O STF fixou, a partir da análise das Ações Diretas de Inconstitucionalidade 6298, 6299, 6300 e 6305, o prazo de 12 meses, prorrogáveis por mais 12, para que haja a alteração de leis e regulamentos dos tribunais a fim de permitir a implementação do novo sistema em obediência às diretrizes do Conselho Nacional de Justiça (CNJ). O prazo começa a contar a partir da publicação da ata do julgamento.
Os ministros concluíram que, como a norma é de Processo Penal, não há violação do poder de auto-organização dos tribunais, pois apenas a União tem competência para propor leis sobre o tema.
Conforme a decisão, o juiz das garantias atuará na fase do inquérito policial. Caberá a ele o controle da legalidade da investigação criminal e da salvaguarda dos direitos dos investigados.

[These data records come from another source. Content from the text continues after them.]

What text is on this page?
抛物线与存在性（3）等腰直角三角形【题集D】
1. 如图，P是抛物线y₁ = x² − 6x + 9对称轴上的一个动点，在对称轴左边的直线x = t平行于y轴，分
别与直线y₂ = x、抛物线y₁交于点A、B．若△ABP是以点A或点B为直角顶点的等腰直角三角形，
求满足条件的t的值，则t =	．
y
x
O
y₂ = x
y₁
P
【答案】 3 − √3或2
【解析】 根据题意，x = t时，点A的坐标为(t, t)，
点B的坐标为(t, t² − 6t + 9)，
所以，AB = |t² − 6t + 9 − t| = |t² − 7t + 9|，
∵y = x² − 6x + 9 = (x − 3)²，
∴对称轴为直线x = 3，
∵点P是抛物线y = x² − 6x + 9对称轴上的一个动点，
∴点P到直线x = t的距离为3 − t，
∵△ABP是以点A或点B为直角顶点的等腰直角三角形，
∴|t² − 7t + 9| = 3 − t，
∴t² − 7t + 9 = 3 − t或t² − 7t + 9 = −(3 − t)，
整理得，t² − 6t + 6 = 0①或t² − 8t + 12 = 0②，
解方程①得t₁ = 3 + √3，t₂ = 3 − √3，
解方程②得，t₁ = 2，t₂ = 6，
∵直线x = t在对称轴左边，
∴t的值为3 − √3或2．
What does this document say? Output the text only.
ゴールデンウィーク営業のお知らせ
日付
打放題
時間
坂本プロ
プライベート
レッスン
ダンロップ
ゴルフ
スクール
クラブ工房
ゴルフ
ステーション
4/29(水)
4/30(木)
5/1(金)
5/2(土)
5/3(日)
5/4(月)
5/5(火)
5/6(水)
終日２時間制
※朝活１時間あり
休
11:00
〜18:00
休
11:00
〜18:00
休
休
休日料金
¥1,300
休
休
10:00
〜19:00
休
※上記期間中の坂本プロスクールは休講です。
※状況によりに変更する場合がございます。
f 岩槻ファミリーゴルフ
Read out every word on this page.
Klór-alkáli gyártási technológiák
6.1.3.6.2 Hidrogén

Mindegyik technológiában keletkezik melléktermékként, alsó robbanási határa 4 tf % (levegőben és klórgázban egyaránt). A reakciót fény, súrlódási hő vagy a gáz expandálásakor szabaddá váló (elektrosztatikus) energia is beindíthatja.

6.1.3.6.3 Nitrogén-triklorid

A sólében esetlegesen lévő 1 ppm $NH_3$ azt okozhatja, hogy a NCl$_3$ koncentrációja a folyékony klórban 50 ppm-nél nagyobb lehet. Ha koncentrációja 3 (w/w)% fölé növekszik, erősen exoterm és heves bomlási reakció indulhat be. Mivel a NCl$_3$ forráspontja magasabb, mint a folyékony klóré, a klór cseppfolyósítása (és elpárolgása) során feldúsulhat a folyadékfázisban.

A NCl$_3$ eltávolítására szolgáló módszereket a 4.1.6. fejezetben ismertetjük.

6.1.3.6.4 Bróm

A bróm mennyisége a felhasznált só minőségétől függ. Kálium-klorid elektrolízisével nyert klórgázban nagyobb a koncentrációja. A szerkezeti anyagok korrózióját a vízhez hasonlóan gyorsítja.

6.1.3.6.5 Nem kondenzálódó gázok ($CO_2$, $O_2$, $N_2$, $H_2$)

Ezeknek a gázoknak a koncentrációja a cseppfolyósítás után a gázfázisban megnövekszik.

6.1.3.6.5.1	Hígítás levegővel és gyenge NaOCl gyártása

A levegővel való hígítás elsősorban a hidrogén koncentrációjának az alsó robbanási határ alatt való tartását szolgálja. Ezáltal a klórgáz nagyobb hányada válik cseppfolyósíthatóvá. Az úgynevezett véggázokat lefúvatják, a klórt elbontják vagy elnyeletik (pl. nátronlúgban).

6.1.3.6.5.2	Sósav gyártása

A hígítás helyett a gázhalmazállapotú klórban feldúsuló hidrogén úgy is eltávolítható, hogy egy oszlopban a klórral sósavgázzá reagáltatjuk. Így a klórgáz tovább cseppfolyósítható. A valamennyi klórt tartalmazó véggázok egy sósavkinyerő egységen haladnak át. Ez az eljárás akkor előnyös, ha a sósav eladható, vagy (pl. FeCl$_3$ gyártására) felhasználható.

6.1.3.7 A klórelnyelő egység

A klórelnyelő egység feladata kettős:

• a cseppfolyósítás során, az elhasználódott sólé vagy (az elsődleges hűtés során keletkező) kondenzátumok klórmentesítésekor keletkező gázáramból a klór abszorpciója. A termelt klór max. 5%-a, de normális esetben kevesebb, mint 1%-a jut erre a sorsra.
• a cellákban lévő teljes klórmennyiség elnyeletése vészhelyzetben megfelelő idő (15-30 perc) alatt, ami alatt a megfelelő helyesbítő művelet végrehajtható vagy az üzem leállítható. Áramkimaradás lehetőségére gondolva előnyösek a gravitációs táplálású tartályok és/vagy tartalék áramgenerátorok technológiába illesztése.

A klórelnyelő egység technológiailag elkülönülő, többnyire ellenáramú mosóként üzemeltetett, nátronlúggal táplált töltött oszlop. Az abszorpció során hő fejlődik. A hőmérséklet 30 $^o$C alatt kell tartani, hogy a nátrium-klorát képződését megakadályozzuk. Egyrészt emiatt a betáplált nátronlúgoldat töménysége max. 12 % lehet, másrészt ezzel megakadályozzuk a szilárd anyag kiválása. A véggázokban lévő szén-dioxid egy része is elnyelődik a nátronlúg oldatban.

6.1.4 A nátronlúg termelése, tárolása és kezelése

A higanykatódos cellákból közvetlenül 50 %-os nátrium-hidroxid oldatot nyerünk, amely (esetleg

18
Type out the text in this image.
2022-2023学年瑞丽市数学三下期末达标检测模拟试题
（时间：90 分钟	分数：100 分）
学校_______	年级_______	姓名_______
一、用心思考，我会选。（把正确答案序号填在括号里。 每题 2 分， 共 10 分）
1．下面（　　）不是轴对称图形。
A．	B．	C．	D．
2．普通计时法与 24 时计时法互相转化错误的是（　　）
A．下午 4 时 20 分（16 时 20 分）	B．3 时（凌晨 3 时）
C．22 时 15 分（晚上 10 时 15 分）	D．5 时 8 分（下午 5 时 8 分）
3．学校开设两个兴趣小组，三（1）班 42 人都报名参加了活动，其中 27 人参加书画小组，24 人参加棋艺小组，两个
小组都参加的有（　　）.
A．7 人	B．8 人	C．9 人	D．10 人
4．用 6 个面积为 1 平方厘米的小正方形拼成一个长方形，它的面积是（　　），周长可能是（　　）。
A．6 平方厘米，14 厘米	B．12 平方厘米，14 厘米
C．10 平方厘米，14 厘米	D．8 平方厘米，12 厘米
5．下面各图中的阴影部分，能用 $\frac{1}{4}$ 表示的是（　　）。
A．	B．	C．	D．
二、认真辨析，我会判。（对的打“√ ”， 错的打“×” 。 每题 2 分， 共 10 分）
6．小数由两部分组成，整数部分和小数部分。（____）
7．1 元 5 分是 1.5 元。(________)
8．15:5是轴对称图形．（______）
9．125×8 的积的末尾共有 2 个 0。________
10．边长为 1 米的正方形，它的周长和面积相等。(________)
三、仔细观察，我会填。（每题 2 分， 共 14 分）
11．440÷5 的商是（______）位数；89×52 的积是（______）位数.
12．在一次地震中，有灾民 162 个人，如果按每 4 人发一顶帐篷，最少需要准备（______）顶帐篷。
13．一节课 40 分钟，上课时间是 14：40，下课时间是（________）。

A partir do oferecimento da denúncia, a competência passará a ser do juiz da instrução. O juiz das garantias não atuará nos casos de competência do Tribunal do Júri e de violência doméstica, mas estará presente nos processos criminais na Justiça Eleitoral.
A Ação Direta de Inconstitucionalidade (ADI) 6305 foi ajuizada no Supremo Tribunal Federal pela Associação Nacional dos Membros do Ministério Público (Conamp).